En 2023, 72% des entreprises du Fortune 500 utilisaient des API d’IA tierces (OpenAI, Anthropic, Google) sans audit de gouvernance digne de ce nom. Et vous savez quoi ? Elles ont obtenu des résultats bluffants. Mais à quel prix ? Vos prompts confidentiels, vos données clients, vos secrets de fabrication finissent dans des clusters que vous ne gérez pas, sous des lois que vous ne maîtrisez pas. Le contrat type d’OpenAI, lu par des avocats un peu trop zélés, précise que vos données peuvent servir à « améliorer le service », ce qui signifie : nourrir le modèle concurrent de demain. Mais chut, la clause de confidentialité vous rassure, pas vrai ?

Qui se goinfre ?

La réponse est simple : les cloud providers.

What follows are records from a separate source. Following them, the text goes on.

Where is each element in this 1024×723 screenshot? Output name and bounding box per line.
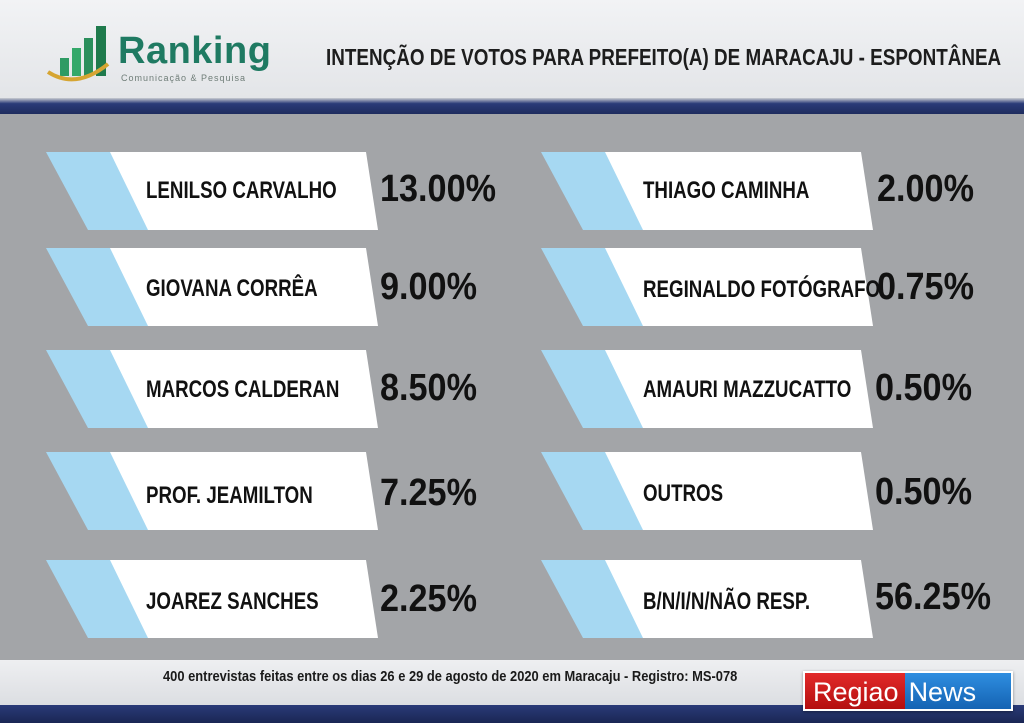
- candidate-row: B/N/I/N/NÃO RESP. 56.25%: [535, 552, 1015, 642]
- candidate-percentage: 7.25%: [380, 472, 477, 514]
- candidate-name: OUTROS: [643, 480, 724, 507]
- candidate-name: LENILSO CARVALHO: [146, 177, 337, 204]
- candidate-row: REGINALDO FOTÓGRAFO 0.75%: [535, 240, 1015, 330]
- row-banner: [46, 560, 378, 638]
- row-banner: [46, 350, 378, 428]
- watermark-part-regiao: Regiao: [805, 673, 905, 709]
- regiao-news-watermark: Regiao News: [803, 671, 1013, 711]
- row-banner: [541, 152, 873, 230]
- header-divider-band: [0, 98, 1024, 114]
- candidate-percentage: 2.00%: [877, 168, 974, 210]
- row-banner: [541, 560, 873, 638]
- row-banner: [541, 350, 873, 428]
- brand-subtitle: Comunicação & Pesquisa: [121, 73, 247, 83]
- candidate-row: JOAREZ SANCHES 2.25%: [40, 552, 520, 642]
- header-background: [0, 0, 1024, 98]
- candidate-row: GIOVANA CORRÊA 9.00%: [40, 240, 520, 330]
- candidate-row: THIAGO CAMINHA 2.00%: [535, 144, 1015, 234]
- candidate-row: PROF. JEAMILTON 7.25%: [40, 444, 520, 534]
- candidate-row: OUTROS 0.50%: [535, 444, 1015, 534]
- candidate-percentage: 0.75%: [877, 266, 974, 308]
- candidate-row: LENILSO CARVALHO 13.00%: [40, 144, 520, 234]
- survey-footnote: 400 entrevistas feitas entre os dias 26 …: [163, 668, 738, 685]
- bar-chart-logo-icon: [46, 26, 110, 82]
- candidate-percentage: 9.00%: [380, 266, 477, 308]
- ranking-logo: Ranking Comunicação & Pesquisa: [46, 24, 276, 86]
- row-banner: [541, 452, 873, 530]
- page-title: INTENÇÃO DE VOTOS PARA PREFEITO(A) DE MA…: [326, 44, 1002, 70]
- candidate-percentage: 13.00%: [380, 168, 497, 210]
- candidate-percentage: 0.50%: [875, 367, 972, 409]
- candidate-row: MARCOS CALDERAN 8.50%: [40, 342, 520, 432]
- candidate-row: AMAURI MAZZUCATTO 0.50%: [535, 342, 1015, 432]
- row-banner: [46, 452, 378, 530]
- row-banner: [46, 152, 378, 230]
- candidate-percentage: 2.25%: [380, 578, 477, 620]
- candidate-name: REGINALDO FOTÓGRAFO: [643, 276, 881, 303]
- candidate-name: GIOVANA CORRÊA: [146, 275, 318, 302]
- row-banner: [541, 248, 873, 326]
- watermark-part-news: News: [904, 673, 1011, 709]
- footer-divider-band: [0, 705, 1024, 723]
- row-banner: [46, 248, 378, 326]
- candidate-name: AMAURI MAZZUCATTO: [643, 376, 852, 403]
- candidate-percentage: 56.25%: [875, 576, 992, 618]
- candidate-name: JOAREZ SANCHES: [146, 588, 319, 615]
- candidate-name: MARCOS CALDERAN: [146, 376, 340, 403]
- candidate-name: B/N/I/N/NÃO RESP.: [643, 588, 811, 615]
- candidate-name: THIAGO CAMINHA: [643, 177, 810, 204]
- candidate-name: PROF. JEAMILTON: [146, 482, 313, 509]
- candidate-percentage: 0.50%: [875, 471, 972, 513]
- brand-name: Ranking: [118, 30, 272, 72]
- candidate-percentage: 8.50%: [380, 367, 477, 409]
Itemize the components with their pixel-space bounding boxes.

AWS, Azure, Google Cloud. Eux seuls empochent les marges sur la location de GPU et le stockage. Les startups soi-disant « souveraines » qui vous vendent des LLM on-premise ? Dans 80% des cas, elles tournent sur des instances AWS avec une couche de branding. Les vendeurs de « souveraineté » sont les mêmes qui vous ont vendu le SaaS. La boucle est bouclée, et vous continuez à payer le péage.

La souveraineté en trompe-l’œil

Les régulateurs européens, avec leur Data Act et leur AI Act, distribuent des claques sur le papier. Mais concrètement, 90% des solutions annoncées comme « souveraines » reposent sur des infrastructures américaines. Le Gouvernement français lui-même a confié sa plateforme d’IA souveraine à… Microsoft Azure, via un contrat signé en 2024. Bravo, le régalien ! Pendant ce temps, les mêmes cabinets de conseil qui ont prêché « cloud-first » vous vendent aujourd’hui des audits de souveraineté. Ça ne vous rappelle rien ?

La seule souveraineté qui marche

Elle coûte cher, elle est chiante, elle nécessite des compétences en interne : ouvrir son propre data center, former ses modèles avec ses propres GPU, et accepter que la capacité soit inférieure aux GAFAM. Mais au moins, vous ne donnez pas les clés du royaume. Quelques acteurs l’ont compris : OVHcloud, Scaleway, quelques startups françaises. Mais eux, ils n’ont pas les budgets marketing des géants. Alors ils ne font pas la une.

Le verdict

L’âge des systèmes autonomes est celui de la dépendance consentie. On vous a fait croire que la souveraineté s’achetait en cochant une case. Elle se construit, dans la douleur et l’investissement. Alors soit vous continuez à nourrir la bête américaine avec vos données, soit vous reprenez le contrôle. Mais arrêtez de faire semblant : la « souveraineté des données » que vous vendez dans vos communiqués de presse, c’est du vent. Et le vent, ça ne pèse rien, sauf quand il emporte vos secrets.